Vilarinho aposta no serviço expresso

Rapidez, preço competitivo e pequenas quantidades – são estes os três vetores de uma das mais recentes investidas da produtora de tecidos Vilarinho, que tem vindo a oferecer aos clientes um “serviço expresso” de artigos clássicos.


«Criámos, há relativamente pouco tempo, um serviço expresso, que não tem diretamente a ver com a coleção. São alguns artigos clássicos, básicos, que temos em produção permanente e dos quais mantemos um stock permanente», revela o diretor comercial da Vilarinho, Sérgio Penetra, na edição de novembro do Jornal Têxtil.

Apesar de o serviço estar disponível já há um par de anos, apenas agora começa a consolidar-se dentro da oferta da especialista em tecidos para camisaria. «Teve de se criar no cliente a ideia de que a Vilarinho tem este serviço», sublinha o diretor comercial da Vilarinho, cujo efetivo ultrapassa já as 100 pessoas.

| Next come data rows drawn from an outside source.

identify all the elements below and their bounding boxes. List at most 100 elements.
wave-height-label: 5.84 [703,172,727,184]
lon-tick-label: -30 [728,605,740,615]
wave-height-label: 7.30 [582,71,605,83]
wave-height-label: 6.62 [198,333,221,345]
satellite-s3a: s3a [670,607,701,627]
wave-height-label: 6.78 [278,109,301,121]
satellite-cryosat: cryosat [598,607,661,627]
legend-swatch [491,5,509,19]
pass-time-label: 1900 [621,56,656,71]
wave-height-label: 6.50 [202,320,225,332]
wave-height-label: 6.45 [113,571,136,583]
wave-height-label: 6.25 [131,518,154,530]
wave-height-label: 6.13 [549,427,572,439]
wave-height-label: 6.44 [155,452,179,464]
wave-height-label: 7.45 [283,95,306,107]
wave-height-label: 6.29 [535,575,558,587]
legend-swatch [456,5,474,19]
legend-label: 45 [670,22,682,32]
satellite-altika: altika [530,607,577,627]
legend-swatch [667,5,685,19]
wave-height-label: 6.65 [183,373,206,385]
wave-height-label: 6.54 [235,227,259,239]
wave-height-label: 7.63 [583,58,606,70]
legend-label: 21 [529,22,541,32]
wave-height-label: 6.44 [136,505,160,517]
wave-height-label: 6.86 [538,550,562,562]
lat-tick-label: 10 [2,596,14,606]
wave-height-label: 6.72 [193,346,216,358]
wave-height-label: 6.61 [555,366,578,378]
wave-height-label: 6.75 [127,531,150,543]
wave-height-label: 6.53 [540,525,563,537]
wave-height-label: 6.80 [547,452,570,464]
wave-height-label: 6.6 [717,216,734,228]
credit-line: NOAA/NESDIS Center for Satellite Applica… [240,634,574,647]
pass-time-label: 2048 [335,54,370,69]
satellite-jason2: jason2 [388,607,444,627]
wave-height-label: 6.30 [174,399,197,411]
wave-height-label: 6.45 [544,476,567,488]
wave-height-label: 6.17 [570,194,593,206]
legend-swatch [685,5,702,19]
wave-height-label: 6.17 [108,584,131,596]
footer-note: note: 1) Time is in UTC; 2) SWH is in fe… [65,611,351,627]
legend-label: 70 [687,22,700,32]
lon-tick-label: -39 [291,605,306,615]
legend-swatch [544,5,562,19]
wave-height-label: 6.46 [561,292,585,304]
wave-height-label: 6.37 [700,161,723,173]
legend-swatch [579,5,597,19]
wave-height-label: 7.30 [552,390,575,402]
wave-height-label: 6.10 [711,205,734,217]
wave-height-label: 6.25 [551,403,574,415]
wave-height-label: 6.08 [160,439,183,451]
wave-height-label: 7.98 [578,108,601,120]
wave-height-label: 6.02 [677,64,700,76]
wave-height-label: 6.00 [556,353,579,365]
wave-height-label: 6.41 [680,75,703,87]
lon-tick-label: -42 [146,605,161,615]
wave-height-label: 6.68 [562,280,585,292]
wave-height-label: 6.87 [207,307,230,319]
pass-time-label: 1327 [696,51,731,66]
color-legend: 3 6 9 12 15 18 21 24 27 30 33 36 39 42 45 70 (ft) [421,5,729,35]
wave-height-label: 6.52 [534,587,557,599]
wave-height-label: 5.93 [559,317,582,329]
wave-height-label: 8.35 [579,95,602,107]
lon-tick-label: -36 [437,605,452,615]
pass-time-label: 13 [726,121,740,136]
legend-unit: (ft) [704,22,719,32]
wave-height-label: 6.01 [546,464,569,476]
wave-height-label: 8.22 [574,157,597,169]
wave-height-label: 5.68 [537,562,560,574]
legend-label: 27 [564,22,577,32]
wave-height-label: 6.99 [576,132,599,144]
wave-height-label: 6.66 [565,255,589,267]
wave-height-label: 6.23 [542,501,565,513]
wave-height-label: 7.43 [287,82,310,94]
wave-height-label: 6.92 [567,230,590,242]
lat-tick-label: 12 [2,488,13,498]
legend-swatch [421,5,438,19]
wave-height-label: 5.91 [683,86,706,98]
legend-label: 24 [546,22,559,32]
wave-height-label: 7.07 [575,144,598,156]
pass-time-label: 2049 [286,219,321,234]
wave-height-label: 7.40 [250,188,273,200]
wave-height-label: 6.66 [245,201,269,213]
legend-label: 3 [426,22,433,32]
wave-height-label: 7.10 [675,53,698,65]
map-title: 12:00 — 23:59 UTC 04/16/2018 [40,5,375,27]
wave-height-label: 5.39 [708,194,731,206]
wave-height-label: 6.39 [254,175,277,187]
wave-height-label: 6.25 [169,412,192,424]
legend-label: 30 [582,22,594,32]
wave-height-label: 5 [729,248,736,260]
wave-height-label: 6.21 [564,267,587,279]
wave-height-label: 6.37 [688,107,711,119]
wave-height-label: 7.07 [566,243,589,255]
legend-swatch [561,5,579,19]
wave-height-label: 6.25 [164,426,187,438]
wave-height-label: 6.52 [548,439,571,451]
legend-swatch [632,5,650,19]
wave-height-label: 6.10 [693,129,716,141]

O serviço expresso da Vilarinho responde a encomendas a partir dos 50 metros e garante entregas em 24 ou 48 horas de popelinas clássicas e Oxford’s, para citar algumas das clássicas tramas e teias cruzadas pela produtora.

«São mínimos de 50 metros, com um preço interessante e tem tido bastante sucesso.

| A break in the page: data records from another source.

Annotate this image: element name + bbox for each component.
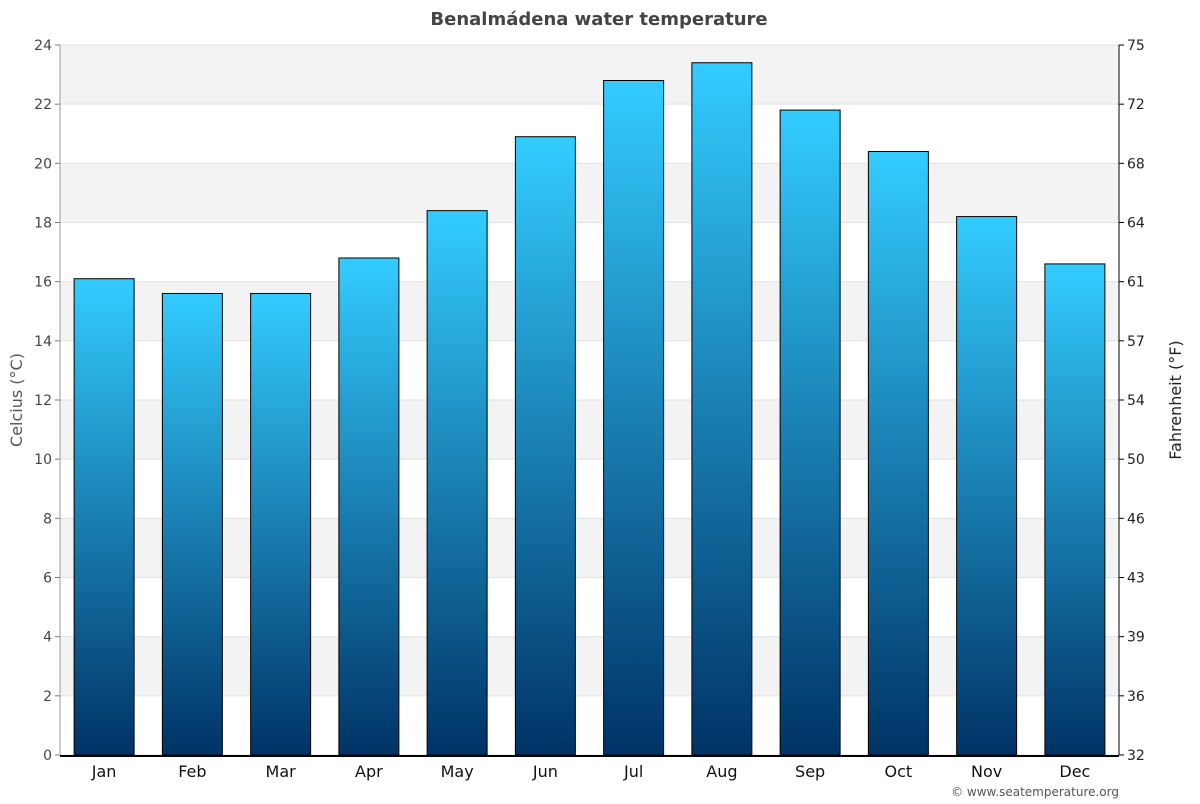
y2-tick-label: 50: [1127, 452, 1145, 468]
grid-band: [60, 163, 1119, 223]
y2-tick-label: 36: [1127, 689, 1145, 705]
grid-band: [60, 45, 1119, 105]
y-tick-label: 22: [34, 97, 52, 113]
grid-band: [60, 636, 1119, 696]
bar-aug: [691, 62, 753, 756]
x-tick-label: Mar: [266, 762, 297, 781]
y-tick-label: 0: [43, 748, 52, 764]
grid-band: [60, 400, 1119, 460]
bar-jan: [73, 278, 135, 756]
x-tick-label: Sep: [795, 762, 825, 781]
grid-band: [60, 518, 1119, 578]
y-tick-label: 24: [34, 38, 52, 54]
y2-tick-label: 75: [1127, 38, 1145, 54]
y-axis-label: Celcius (°C): [7, 353, 26, 447]
y-tick-label: 20: [34, 156, 52, 172]
x-tick-label: Apr: [355, 762, 383, 781]
bar-nov: [956, 216, 1018, 756]
y2-tick-label: 46: [1127, 511, 1145, 527]
bar-may: [426, 210, 488, 756]
y-tick-label: 18: [34, 216, 52, 232]
bar-jun: [514, 136, 576, 756]
x-tick-label: May: [441, 762, 474, 781]
y-tick-label: 14: [34, 334, 52, 350]
y2-tick-label: 39: [1127, 630, 1145, 646]
y2-axis-label: Fahrenheit (°F): [1166, 340, 1185, 459]
y-tick-label: 6: [43, 571, 52, 587]
y2-tick-label: 64: [1127, 216, 1145, 232]
bar-mar: [250, 293, 312, 756]
y-tick-label: 2: [43, 689, 52, 705]
bar-dec: [1044, 263, 1106, 756]
y2-tick-label: 68: [1127, 156, 1145, 172]
y-tick-label: 16: [34, 275, 52, 291]
x-tick-label: Aug: [706, 762, 737, 781]
bar-apr: [338, 257, 400, 756]
y2-tick-label: 57: [1127, 334, 1145, 350]
y2-tick-label: 61: [1127, 275, 1145, 291]
x-tick-label: Jun: [532, 762, 558, 781]
y-tick-label: 4: [43, 630, 52, 646]
x-tick-label: Oct: [885, 762, 913, 781]
x-tick-label: Dec: [1059, 762, 1090, 781]
x-tick-label: Feb: [178, 762, 206, 781]
bar-oct: [867, 151, 929, 756]
grid-band: [60, 281, 1119, 341]
chart-title: Benalmádena water temperature: [430, 9, 767, 30]
y2-tick-label: 72: [1127, 97, 1145, 113]
bar-feb: [161, 293, 223, 756]
y-tick-label: 12: [34, 393, 52, 409]
y-tick-label: 8: [43, 511, 52, 527]
credit[interactable]: © www.seatemperature.org: [951, 785, 1119, 799]
x-tick-label: Jul: [623, 762, 643, 781]
y2-tick-label: 54: [1127, 393, 1145, 409]
x-tick-label: Jan: [91, 762, 117, 781]
y-tick-label: 10: [34, 452, 52, 468]
bar-jul: [603, 80, 665, 756]
y2-tick-label: 32: [1127, 748, 1145, 764]
y2-tick-label: 43: [1127, 571, 1145, 587]
bar-sep: [779, 109, 841, 756]
x-tick-label: Nov: [971, 762, 1002, 781]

Já representa na Vilarinho uma percentagem muito interessante das vendas», afirma Sérgio Penetra, realçando que esta aposta permite que a empresa tenha um «contacto quase diário com muitos clientes». «Muitos nem compram a coleção, mas compram o serviço expresso», acrescenta.

Os clientes da Vilarinho recebem um catálogo com os tecidos da coleção, com as diferentes cores disponíveis e, a qualquer momento, podem fazer a encomenda.

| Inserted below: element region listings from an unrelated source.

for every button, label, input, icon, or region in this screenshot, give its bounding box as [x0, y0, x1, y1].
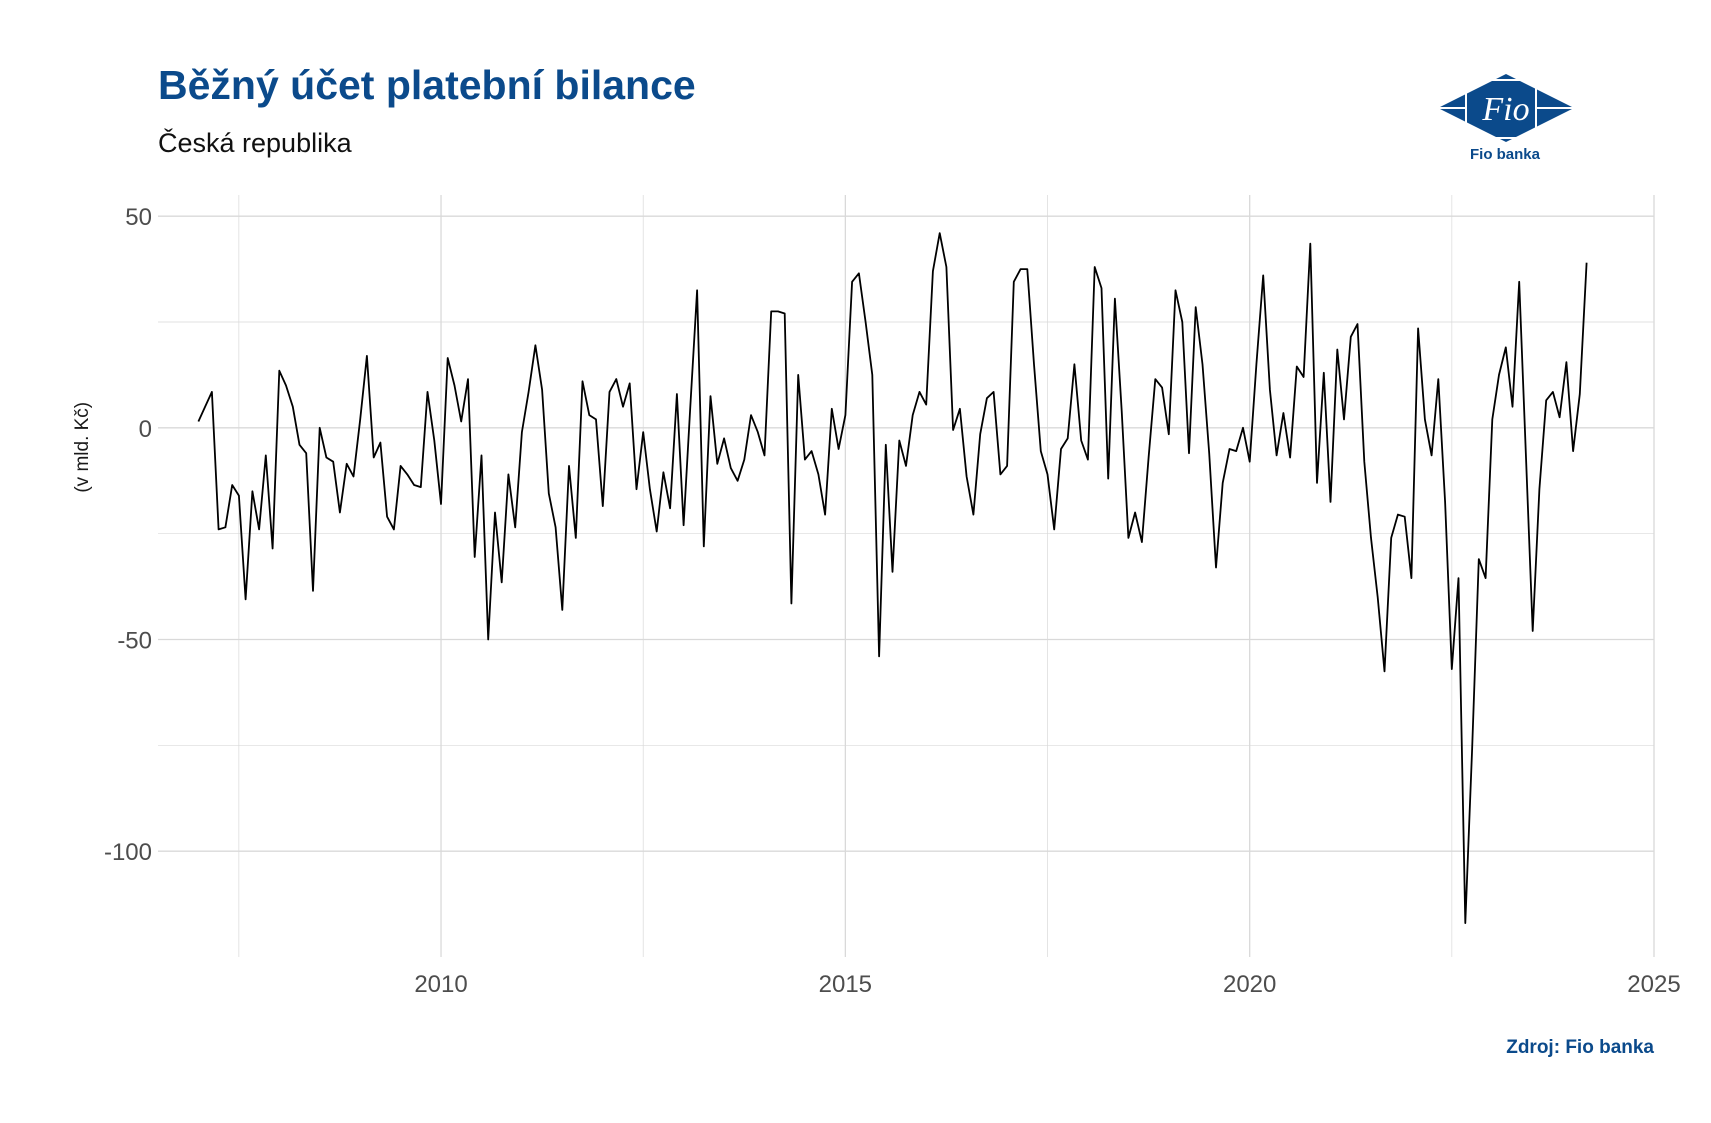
logo-text: Fio — [1481, 91, 1529, 128]
chart-title: Běžný účet platební bilance — [158, 62, 696, 108]
fio-logo-icon: Fio — [1438, 74, 1574, 142]
x-tick-label: 2010 — [414, 971, 467, 998]
series-line — [197, 232, 1588, 924]
x-tick-label: 2015 — [819, 971, 872, 998]
y-tick-label: -50 — [117, 628, 152, 655]
chart-subtitle: Česká republika — [158, 128, 352, 158]
x-tick-label: 2025 — [1627, 971, 1680, 998]
y-tick-label: -100 — [104, 839, 152, 866]
y-tick-label: 0 — [139, 416, 152, 443]
x-axis-ticks: 2010 2015 2020 2025 — [414, 971, 1680, 998]
y-axis-label: (v mld. Kč) — [72, 402, 93, 493]
source-note: Zdroj: Fio banka — [1506, 1037, 1654, 1058]
y-axis-ticks: 50 0 -50 -100 — [104, 204, 152, 866]
chart-grid — [158, 195, 1655, 957]
logo-caption: Fio banka — [1469, 146, 1540, 163]
y-tick-label: 50 — [125, 204, 152, 231]
x-tick-label: 2020 — [1223, 971, 1276, 998]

O serviço expresso, que arrancou com «meia dúzia de referências», conta hoje com mais de 20 e, todos os anos, recebe novos desenhos. «Claro que têm de ser coisas básicas, clássicas, é um produto para todo o ano e para durar dois, três, quatro anos», explica Sérgio Penetra.

A ideia da empresa, com uma capacidade produtiva de 400 mil metros mensais e que responde internamente aos processos de tecelagem e tinturaria em fio, não é nova à escala europeia, mas é pioneira em território nacional, acredita Sérgio Penetra. «Creio que somos a única empresa na área da camisaria que dispõe deste serviço em Portugal», admite.

O mercado número um da especialista em tecidos é os EUA, com Espanha e França em destaque dentro do continente europeu. «Depois, temos a Ásia, onde temos agente em Hong Kong, temos clientes na Austrália e na África do Sul e agentes em praticamente todos os países da Europa», adianta o diretor comercial sobre o mapa de exportação da Vilarinho, que absorve aproximadamente 70% da produção da empresa.

Os mercados alemão e americano estão agora na mira da Vilarinho –, o primeiro, porque ainda não está «ao nível que gostaríamos», o segundo, porque é «um mercado onde vendemos muito, mas que tem um potencial de crescimento muito grande», aponta o diretor comercial.

A crescer na casa dos dois dígitos «nos últimos seis, sete anos», a Vilarinho promete manter a mesma rota ascendente em 2017. «Seguramente, iremos aumentar as vendas em relação ao ano passado», antecipa Sérgio Penetra ao Jornal Têxtil.